I'm Going Solar

Martin Howard March 2, 2020 View all blog articles

I'm Going Solar

We've been talking about going solar for a while now, but until yesterday, I hadn't found a company that offered a deal that makes sense.

In the past, solar companies on Guam were offering leases for solar panels under a "net metering" program. Basically, that means that during the day as your solar panels produce more power than you're using, excess is pumped back into the grid, making your meter go backwards. During the evening, you pull power from your "power balance". So hopefully, at a minimum, you "balance out" and don't draw any power from the grid, hence, $0 to GPA. The downside of this system has been that if there's a power outage, your solar power doesn't go anywhere, and won't power your house absent a working grid. Weird right? That's because, until now, batteries to store power weren't available here. So, given the cost per month of a solar system lease, I would be paying roughly the same amount every month.

I'm Going Solar

Things are changing now. Batteries are available that will provide power whether or not the grid is up or not. Information I've received suggests about 12 hours with reasonable use with no power grid and no sunlight. So it's an independent system. Plus, you still pump your excesss into the grid and if my fantasy comes true, my panels will provide more than I use, and I'll get a check from GPA for a change. I don't care if it's a $1.00 check.
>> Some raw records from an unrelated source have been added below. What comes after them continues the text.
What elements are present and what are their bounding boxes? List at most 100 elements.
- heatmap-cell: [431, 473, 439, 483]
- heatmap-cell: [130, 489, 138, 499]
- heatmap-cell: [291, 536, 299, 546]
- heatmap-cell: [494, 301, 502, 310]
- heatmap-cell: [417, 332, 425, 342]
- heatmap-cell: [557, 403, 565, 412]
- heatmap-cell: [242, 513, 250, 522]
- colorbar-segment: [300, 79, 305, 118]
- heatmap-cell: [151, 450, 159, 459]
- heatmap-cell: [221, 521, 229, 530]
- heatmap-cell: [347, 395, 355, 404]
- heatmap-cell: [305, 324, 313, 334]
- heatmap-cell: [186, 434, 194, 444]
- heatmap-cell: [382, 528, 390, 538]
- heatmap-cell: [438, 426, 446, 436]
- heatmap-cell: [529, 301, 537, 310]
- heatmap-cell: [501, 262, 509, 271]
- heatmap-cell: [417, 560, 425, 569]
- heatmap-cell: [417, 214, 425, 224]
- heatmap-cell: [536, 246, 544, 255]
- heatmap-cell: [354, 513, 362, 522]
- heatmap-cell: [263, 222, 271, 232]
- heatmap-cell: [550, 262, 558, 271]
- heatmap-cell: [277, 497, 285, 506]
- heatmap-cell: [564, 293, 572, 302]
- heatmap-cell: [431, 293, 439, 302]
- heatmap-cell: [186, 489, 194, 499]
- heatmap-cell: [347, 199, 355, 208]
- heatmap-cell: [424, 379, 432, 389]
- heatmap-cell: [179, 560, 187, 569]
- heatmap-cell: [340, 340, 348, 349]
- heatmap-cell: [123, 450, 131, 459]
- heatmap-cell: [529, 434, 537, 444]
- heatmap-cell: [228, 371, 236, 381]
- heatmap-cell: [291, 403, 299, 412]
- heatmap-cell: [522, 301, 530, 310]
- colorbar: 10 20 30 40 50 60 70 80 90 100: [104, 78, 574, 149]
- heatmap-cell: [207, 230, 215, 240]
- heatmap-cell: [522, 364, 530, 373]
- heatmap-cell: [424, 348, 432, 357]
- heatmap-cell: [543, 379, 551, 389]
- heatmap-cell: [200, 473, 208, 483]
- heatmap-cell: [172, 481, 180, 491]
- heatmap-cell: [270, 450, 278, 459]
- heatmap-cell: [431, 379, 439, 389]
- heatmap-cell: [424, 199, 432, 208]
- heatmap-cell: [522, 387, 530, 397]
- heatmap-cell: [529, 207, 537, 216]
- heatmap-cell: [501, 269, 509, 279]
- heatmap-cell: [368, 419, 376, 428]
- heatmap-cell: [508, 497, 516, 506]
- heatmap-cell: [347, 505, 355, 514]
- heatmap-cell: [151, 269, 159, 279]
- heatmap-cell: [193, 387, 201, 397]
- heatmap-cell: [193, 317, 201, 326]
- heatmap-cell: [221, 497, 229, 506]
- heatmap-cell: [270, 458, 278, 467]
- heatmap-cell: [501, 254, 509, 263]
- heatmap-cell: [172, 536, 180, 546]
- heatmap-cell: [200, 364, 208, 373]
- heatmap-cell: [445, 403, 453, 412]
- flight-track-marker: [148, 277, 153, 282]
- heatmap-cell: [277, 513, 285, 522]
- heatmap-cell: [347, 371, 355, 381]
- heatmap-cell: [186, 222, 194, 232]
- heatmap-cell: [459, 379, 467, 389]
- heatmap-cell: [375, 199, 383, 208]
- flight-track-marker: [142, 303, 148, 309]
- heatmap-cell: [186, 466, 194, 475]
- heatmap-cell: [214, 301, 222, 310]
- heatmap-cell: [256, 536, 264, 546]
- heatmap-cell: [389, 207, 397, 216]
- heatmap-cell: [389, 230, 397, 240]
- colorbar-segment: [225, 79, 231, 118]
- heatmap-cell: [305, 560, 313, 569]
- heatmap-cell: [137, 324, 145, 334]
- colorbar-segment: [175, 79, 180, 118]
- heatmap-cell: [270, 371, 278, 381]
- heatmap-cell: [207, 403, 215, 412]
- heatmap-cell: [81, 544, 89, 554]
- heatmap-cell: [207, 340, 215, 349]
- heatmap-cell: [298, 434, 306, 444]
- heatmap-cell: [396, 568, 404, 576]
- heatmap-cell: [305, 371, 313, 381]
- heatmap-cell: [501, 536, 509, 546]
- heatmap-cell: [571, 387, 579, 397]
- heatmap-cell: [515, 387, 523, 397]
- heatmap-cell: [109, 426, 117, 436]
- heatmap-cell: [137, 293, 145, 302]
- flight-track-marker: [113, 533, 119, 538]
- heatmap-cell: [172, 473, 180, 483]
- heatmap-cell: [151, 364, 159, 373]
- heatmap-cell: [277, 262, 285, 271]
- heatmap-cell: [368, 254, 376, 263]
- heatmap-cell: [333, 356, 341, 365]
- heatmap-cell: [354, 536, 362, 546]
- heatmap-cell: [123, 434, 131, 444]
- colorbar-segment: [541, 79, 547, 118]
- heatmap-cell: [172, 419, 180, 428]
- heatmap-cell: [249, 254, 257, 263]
I'm going to frame it.

In doing the math, I'll save about $80.00 per month paying a lease on the solar panels vs. paying my average bill. Sound a bit disappointing?

I'm Going Solar

I can understand that, but look at the big picture.

There are a few big benefits to this sort of system. First, you have what is essentially a back up power system that you don't have to put gas in every couple hours like you would a generator. Secondly, you'll be immune from any GPA rate hikes. And people, those are coming. They're about to spend millions on a new power plant. How do you suppose they'll pay for it? Jacking up the power rate. Third, the less you use, the more "power balance" GPA will pay you for. As the world turns, your power bill will remain at the contract rate, despite the already announced GPA rate hikes, which are projected to be nasty in a few years time. And you're reducing the demand for power that's produced here on Guam by running gigantic generators that use fuel oil or diesel fuel, when the cost of fuel goes up, so does the power bill.

Another benefit of leasing the system is that 100% of the maintenance is on the company you lease from. You don't touch anything. They install it, they maintain it. They're bound by the contract same as you. The system is insured by them, so if a typhoon steals your panels, it won't cost you a penny. And for the next couple years there are big tax deductions available.

You can buy the system outright if you prefer, but then there's the maintenance and insurance issues that you have to deal with, and of course the $25,000+ up front cost.

There's a few important things to keep in mind. As solar grows in popularity, there are more and more companies offering the services. While competition is good for business, you want to be sure you go with the right company, not someone that operates their business from the back of a pick up truck. I'm not an easy sell, and I'll call bullshit on anyone if I smell it. I'm a salesman myself, so my nose is pretty well tuned for it.

Getting the right number of panels based on how much power you actually use is critical. I manage a couple properties with solar power systems that don't have enough panels to generate the needed power for the household. And when you don't produce as much as you use, you draw from the grid, and you get a bill for that from GPA.

What's the benefit for tenants?

Often, when tenants see properties with solar panels they automatically think that they're not going to pay for electricity. Anyone would think that if they don't know how solar systems work . It sounds great, but that just isn't the case. Nothing is free and you get what you pay for, that's just life. Tenants will still need to register an account with GPA and they'll be responsible for the power they use in excess of what the solar system produces. The'll also be responsible for paying whatever the owner's obligation is under the solar lease. This amount might be negotiable, that will depend on the owner. So what's the point?

The point is that as a tenant, you'll have a back up power source. Everyone that's been to Guam will tell anyone that's going to Guam to get a house with a generator. The fact is that most homes don't have generators, and many that do, have old outdated ones. Generators run on gas or LP gas, that you have to refill as you use. So having a solar panel system with batteries is like having a generator that you don't have to fuel.

Secondly, the more power produced and the less you use, the better chance you have of actually getting a check at the end of the cycle. That's something that can be negotiated with the owner, so the tenant can receive payment for their efforts in controlling their power use. It's quite easy to measure. For instance, if the system produces 2500kw and you only use 2000kw, the tenant could be credited for the 500kw based on the current rates paid by GPA for excess power.